The panels were created in response to congressional hearings this spring, where lawmakers sought information about why runaway vehicles were on the rise and about the federal government's failure to address the problem. So far, 93 people have died in collisions involving the reported sudden unintended acceleration of Toyota vehicles, according to NHTSA data. More than 8 million of the manufacturer's vehicles have been recalled.
Toyota chose former U.S. Secretary of Transportation Rodney Slater to chair its panel. Slater defended the members he selected, saying he wanted individuals with experience on similar panels and a broad-based knowledge about automotive technology.
"I was looking for people who have the ability to reach out to other experts and reserve judgment," Slater said in an interview. "I'm proud of this panel. They have a wealth of experience, and we will be seeking out electronics experts and other experts during the course of our work."
As for the NAS panel, auto safety experts fear that conflicts of interests with four of the panel members will taint its findings: Two members make up the bulk of the electrical expertise, but the engineers spent most of their careers at Ford Motor Co., which ranks just below Toyota in the incidence of runaway vehicles.
"There are two members for whom we have disclosed conflicts of interest that are unavoidable," said Stephen R. Godwin, director of the NAS Transportation Research Board. "You have to understand how the industry operates, and the committee needs to know what questions to ask."
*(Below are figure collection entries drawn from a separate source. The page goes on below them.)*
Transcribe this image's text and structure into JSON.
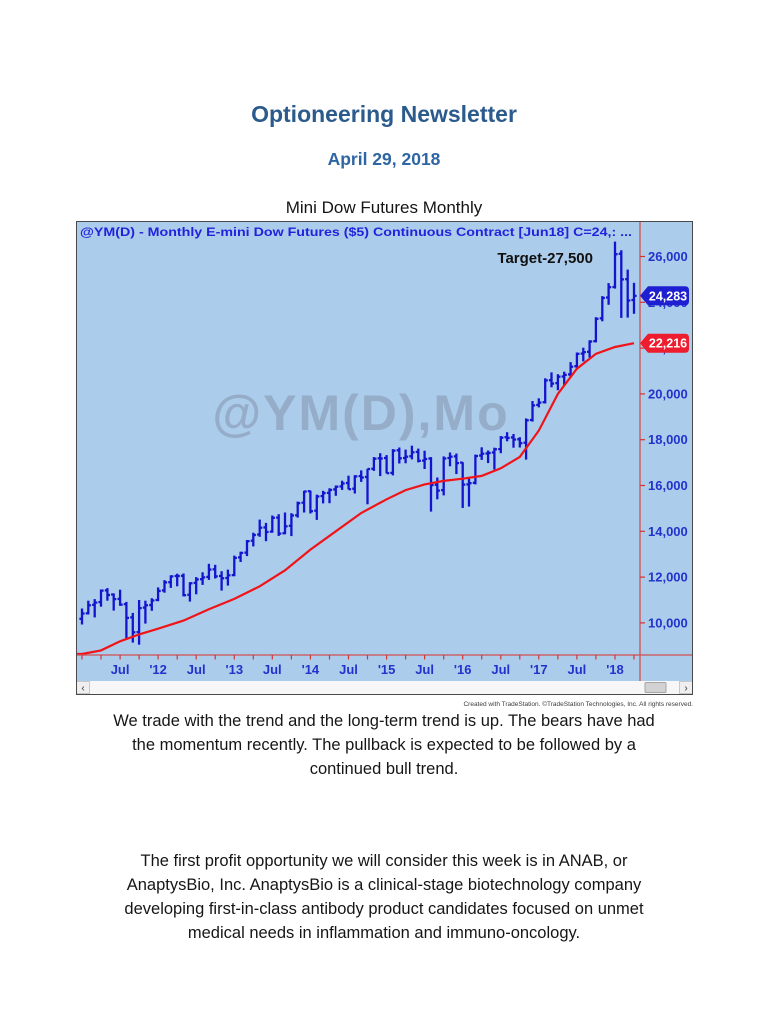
{
  "page": {
    "title": "Optioneering Newsletter",
    "date": "April 29, 2018",
    "chart_caption": "Mini Dow Futures Monthly",
    "paragraph1": "We trade with the trend and the long-term trend is up. The bears have had\nthe momentum recently. The pullback is expected to be followed by a\ncontinued bull trend.",
    "paragraph2": "The first profit opportunity we will consider this week is in ANAB, or\nAnaptysBio, Inc. AnaptysBio is a clinical-stage biotechnology company\ndeveloping first-in-class antibody product candidates focused on unmet\nmedical needs in inflammation and immuno-oncology."
  },
  "chart": {
    "header": "@YM(D) - Monthly  E-mini Dow Futures ($5) Continuous Contract [Jun18]  C=24,: ...",
    "target_label": "Target-27,500",
    "watermark": "@YM(D),Mo",
    "copyright": "Created with TradeStation. ©TradeStation Technologies, Inc. All rights reserved.",
    "scrollbar": {
      "left_arrow": "‹",
      "right_arrow": "›"
    },
    "price_tags": [
      {
        "v": 24283,
        "t": "24,283",
        "bg": "#1f1fd2"
      },
      {
        "v": 22216,
        "t": "22,216",
        "bg": "#ed1c2e"
      }
    ],
    "y_ticks": [
      {
        "v": 26000,
        "t": "26,000"
      },
      {
        "v": 24000,
        "t": "24,000"
      },
      {
        "v": 22000,
        "t": "22,000"
      },
      {
        "v": 20000,
        "t": "20,000"
      },
      {
        "v": 18000,
        "t": "18,000"
      },
      {
        "v": 16000,
        "t": "16,000"
      },
      {
        "v": 14000,
        "t": "14,000"
      },
      {
        "v": 12000,
        "t": "12,000"
      },
      {
        "v": 10000,
        "t": "10,000"
      }
    ],
    "x_labels": [
      {
        "i": 6,
        "t": "Jul"
      },
      {
        "i": 12,
        "t": "'12"
      },
      {
        "i": 18,
        "t": "Jul"
      },
      {
        "i": 24,
        "t": "'13"
      },
      {
        "i": 30,
        "t": "Jul"
      },
      {
        "i": 36,
        "t": "'14"
      },
      {
        "i": 42,
        "t": "Jul"
      },
      {
        "i": 48,
        "t": "'15"
      },
      {
        "i": 54,
        "t": "Jul"
      },
      {
        "i": 60,
        "t": "'16"
      },
      {
        "i": 66,
        "t": "Jul"
      },
      {
        "i": 72,
        "t": "'17"
      },
      {
        "i": 78,
        "t": "Jul"
      },
      {
        "i": 84,
        "t": "'18"
      }
    ],
    "colors": {
      "bg": "#accceb",
      "bars": "#1414cf",
      "ma": "#f01418",
      "header": "#2222dd",
      "label": "#2233cc",
      "axis": "#d05050",
      "tick": "#d43434",
      "watermark": "#8090a8"
    }
  },
  "chart_data": {
    "type": "bar",
    "subtype": "ohlc-monthly",
    "symbol": "@YM(D)",
    "interval": "Monthly",
    "contract": "E-mini Dow Futures ($5) Continuous Contract [Jun18]",
    "start_month": "2011-01",
    "end_month": "2018-04",
    "last_close": 24283,
    "moving_average_last": 22216,
    "target": 27500,
    "ylim": [
      8600,
      27550
    ],
    "bars": [
      [
        10180,
        10630,
        9930,
        10410
      ],
      [
        10420,
        10970,
        10370,
        10770
      ],
      [
        10790,
        11040,
        10240,
        10890
      ],
      [
        10910,
        11460,
        10710,
        11410
      ],
      [
        11420,
        11520,
        10970,
        11220
      ],
      [
        11240,
        11290,
        10540,
        11040
      ],
      [
        11050,
        11450,
        10750,
        10800
      ],
      [
        10820,
        10920,
        9320,
        10220
      ],
      [
        10240,
        10440,
        9140,
        9590
      ],
      [
        9600,
        11000,
        9050,
        10650
      ],
      [
        10670,
        10970,
        9970,
        10770
      ],
      [
        10780,
        11080,
        10530,
        10980
      ],
      [
        11000,
        11550,
        10950,
        11400
      ],
      [
        11420,
        11870,
        11320,
        11770
      ],
      [
        11780,
        12080,
        11530,
        12030
      ],
      [
        12050,
        12150,
        11600,
        12050
      ],
      [
        12060,
        12160,
        11160,
        11210
      ],
      [
        11230,
        11780,
        10930,
        11730
      ],
      [
        11750,
        12000,
        11250,
        11900
      ],
      [
        11910,
        12210,
        11660,
        11990
      ],
      [
        12010,
        12580,
        11880,
        12330
      ],
      [
        12340,
        12540,
        11940,
        12030
      ],
      [
        12050,
        12260,
        11410,
        11950
      ],
      [
        11960,
        12330,
        11630,
        12080
      ],
      [
        12090,
        12940,
        12040,
        12840
      ],
      [
        12860,
        13110,
        12660,
        13060
      ],
      [
        13070,
        13620,
        12920,
        13570
      ],
      [
        13590,
        13940,
        13340,
        13840
      ],
      [
        13860,
        14510,
        13760,
        14160
      ],
      [
        14170,
        14370,
        13570,
        13970
      ],
      [
        13990,
        14690,
        13940,
        14590
      ],
      [
        14600,
        14750,
        13800,
        13900
      ],
      [
        13920,
        14820,
        13870,
        14220
      ],
      [
        14240,
        14790,
        13790,
        14690
      ],
      [
        14700,
        15300,
        14600,
        15230
      ],
      [
        15250,
        15770,
        14820,
        15740
      ],
      [
        15750,
        15780,
        14780,
        14880
      ],
      [
        14900,
        15600,
        14500,
        15520
      ],
      [
        15540,
        15770,
        15220,
        15670
      ],
      [
        15680,
        15880,
        15230,
        15810
      ],
      [
        15830,
        16000,
        15550,
        15950
      ],
      [
        15960,
        16210,
        15810,
        16090
      ],
      [
        16110,
        16430,
        15830,
        15840
      ],
      [
        15860,
        16450,
        15650,
        16400
      ],
      [
        16410,
        16660,
        16160,
        16350
      ],
      [
        16370,
        16730,
        15180,
        16720
      ],
      [
        16730,
        17240,
        16640,
        17170
      ],
      [
        17190,
        17410,
        16410,
        17180
      ],
      [
        17200,
        17330,
        16530,
        16540
      ],
      [
        16550,
        17590,
        16440,
        17520
      ],
      [
        17540,
        17660,
        16960,
        17190
      ],
      [
        17200,
        17570,
        16970,
        17260
      ],
      [
        17280,
        17740,
        17140,
        17450
      ],
      [
        17470,
        17610,
        17010,
        17080
      ],
      [
        17090,
        17520,
        16720,
        17160
      ],
      [
        17180,
        17240,
        14860,
        16020
      ],
      [
        16030,
        16350,
        15400,
        15780
      ],
      [
        15800,
        17270,
        15570,
        17180
      ],
      [
        17200,
        17440,
        16840,
        17260
      ],
      [
        17270,
        17400,
        16500,
        16980
      ],
      [
        17000,
        17020,
        15020,
        16040
      ],
      [
        16050,
        16330,
        15080,
        16100
      ],
      [
        16120,
        17350,
        16050,
        17290
      ],
      [
        17310,
        17670,
        17120,
        17390
      ],
      [
        17400,
        17530,
        16980,
        17420
      ],
      [
        17440,
        17650,
        16700,
        17580
      ],
      [
        17590,
        18160,
        17410,
        18090
      ],
      [
        18110,
        18330,
        17930,
        18080
      ],
      [
        18100,
        18250,
        17650,
        18010
      ],
      [
        18020,
        18110,
        17660,
        17850
      ],
      [
        17870,
        18930,
        17130,
        18850
      ],
      [
        18860,
        19690,
        18790,
        19500
      ],
      [
        19520,
        19810,
        19410,
        19620
      ],
      [
        19640,
        20680,
        19580,
        20590
      ],
      [
        20600,
        20940,
        20290,
        20450
      ],
      [
        20470,
        20860,
        20160,
        20750
      ],
      [
        20760,
        20970,
        20370,
        20830
      ],
      [
        20850,
        21390,
        20740,
        21190
      ],
      [
        21210,
        21810,
        21060,
        21750
      ],
      [
        21760,
        22020,
        21420,
        21820
      ],
      [
        21840,
        22340,
        21590,
        22290
      ],
      [
        22300,
        23350,
        22250,
        23280
      ],
      [
        23300,
        24270,
        23170,
        24190
      ],
      [
        24210,
        24840,
        23890,
        24660
      ],
      [
        24670,
        26650,
        24600,
        26100
      ],
      [
        26120,
        26270,
        23320,
        25000
      ],
      [
        25010,
        25430,
        23330,
        24080
      ],
      [
        24100,
        24850,
        23500,
        24283
      ]
    ],
    "ma_points": [
      [
        -0.9,
        8300
      ],
      [
        0,
        8400
      ],
      [
        3,
        8800
      ],
      [
        6,
        9200
      ],
      [
        9,
        9500
      ],
      [
        12,
        9750
      ],
      [
        16,
        10100
      ],
      [
        20,
        10600
      ],
      [
        24,
        11050
      ],
      [
        28,
        11600
      ],
      [
        32,
        12300
      ],
      [
        36,
        13200
      ],
      [
        40,
        14000
      ],
      [
        44,
        14800
      ],
      [
        48,
        15400
      ],
      [
        51,
        15800
      ],
      [
        54,
        16050
      ],
      [
        57,
        16200
      ],
      [
        60,
        16300
      ],
      [
        63,
        16420
      ],
      [
        66,
        16750
      ],
      [
        69,
        17250
      ],
      [
        72,
        18400
      ],
      [
        75,
        20000
      ],
      [
        78,
        21100
      ],
      [
        81,
        21750
      ],
      [
        84,
        22050
      ],
      [
        87,
        22216
      ]
    ]
  }
}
Watchdog groups are also concerned about a panel member who owns a consulting firm with his son and once worked for Exponent Inc., the company that has conducted recent research for Toyota. The research rejected electronics and malfunctioning electronic throttles as the cause of sudden acceleration.
In response to early criticism, NAS removed one committee member, former NHTSA administrator Nicole Nason. Nason was at the helm during a critical point when the agency was asked to take a more aggressive role with the runaway acceleration problems but failed to do so.
Godwin said the council is planning to add three members with electronics expertise but did not say when the members would be appointed.
"If the safety community wouldn't have raised a fuss, would they have agreed to add new people?" said Clarence Ditlow, executive director for the Center for Auto Safety. "I doubt it, and I'm waiting to see who those people will be. If they have three new people from the auto industry, I would find that disappointing."
The NAS committee has 18 months to research the runaway-vehicle problem before submitting a final report to NHTSA.
Slater said the Toyota panel has about a one-year timeline. He said he hopes to consult with the National Academies committee.